General Motors of Canada has become the country's fourth automaker to offer consumers cash if they scrap their old vehicles and buy new company models.
GM, the industry's biggest auto retailer, announced yesterday a "cash for clunkers" program that matches the highest offer of $3,000 by rival Ford Motor Co. of Canada in an escalating battle for consumer attention in the fiercely competitive car market.
GM says it will give consumers rebates between $500 and $3,000 toward the purchase of new 2009-2010 cars and trucks if they meet the criteria of a federal scrappage program.

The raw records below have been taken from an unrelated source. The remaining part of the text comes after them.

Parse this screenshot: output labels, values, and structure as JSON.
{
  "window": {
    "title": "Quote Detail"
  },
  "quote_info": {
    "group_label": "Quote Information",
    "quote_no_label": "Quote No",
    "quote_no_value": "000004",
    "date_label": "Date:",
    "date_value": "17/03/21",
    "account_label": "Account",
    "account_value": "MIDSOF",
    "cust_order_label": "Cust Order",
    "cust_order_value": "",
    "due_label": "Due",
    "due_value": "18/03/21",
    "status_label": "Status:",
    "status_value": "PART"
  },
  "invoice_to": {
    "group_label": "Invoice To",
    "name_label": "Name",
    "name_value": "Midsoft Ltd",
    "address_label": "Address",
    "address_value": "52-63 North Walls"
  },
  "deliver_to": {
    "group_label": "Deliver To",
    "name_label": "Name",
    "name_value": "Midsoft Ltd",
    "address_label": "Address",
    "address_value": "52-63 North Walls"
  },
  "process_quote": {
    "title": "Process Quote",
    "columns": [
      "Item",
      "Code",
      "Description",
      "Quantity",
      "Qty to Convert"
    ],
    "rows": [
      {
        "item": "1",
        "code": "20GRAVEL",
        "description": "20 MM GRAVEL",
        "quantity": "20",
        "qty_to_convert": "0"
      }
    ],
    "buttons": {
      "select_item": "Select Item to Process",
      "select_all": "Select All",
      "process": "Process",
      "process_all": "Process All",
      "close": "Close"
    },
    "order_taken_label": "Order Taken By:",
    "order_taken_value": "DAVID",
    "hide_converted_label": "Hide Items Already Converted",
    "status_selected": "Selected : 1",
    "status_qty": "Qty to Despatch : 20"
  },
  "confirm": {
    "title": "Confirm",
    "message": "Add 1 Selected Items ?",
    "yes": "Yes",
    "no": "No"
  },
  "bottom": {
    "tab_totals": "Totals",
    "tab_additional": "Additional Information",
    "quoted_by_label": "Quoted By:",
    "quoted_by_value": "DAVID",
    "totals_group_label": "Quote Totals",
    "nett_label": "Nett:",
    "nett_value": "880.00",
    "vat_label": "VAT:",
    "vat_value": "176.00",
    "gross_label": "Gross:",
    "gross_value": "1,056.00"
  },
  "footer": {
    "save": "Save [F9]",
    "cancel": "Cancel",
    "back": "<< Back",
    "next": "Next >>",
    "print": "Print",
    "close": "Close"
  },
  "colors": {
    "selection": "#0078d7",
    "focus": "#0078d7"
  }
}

For example, consumers would get a $500 rebate on a Chevrolet Aveo subcompact; $1,000 on a Chevrolet Cobalt compact; $2,000 on a Chevrolet Equinox crossover vehicle; or $3,000 on a Buick Enclave luxury crossover vehicle if they recycle their old vehicles.
The federal government's "Retire Your Ride" program offers consumers $300 or other incentives such as public transit passes if they scrap high-polluting, fuel-inefficient vehicles that are 15 years or older.
Hyundai Auto Canada introduced the industry's first program with a link to the federal initiative with an incentive of up to $1,000 last month.
Within days, Chrysler followed with a maximum offer of $1,500. Ford jumped ahead of its rivals by offering up to $3,000.
Chrysler spokeswoman Mary Gauthier said she could not provide sales figures, but her company's program has generated "considerable activity and traffic" at dealerships.
Analysts expect other major automakers to introduce similar programs.
Automakers had pressed federal Industry Minister Jim Prentice to boost the government's clunker program with much higher incentives since early this year, particularly after a U.S. program fuelled a huge increase in sales. That program cost the U.S. government about $3 billion (U.S.).
However, automakers started their own clunker incentives after Prentice indicated he would not increase amounts in the "Retire Your Ride" program.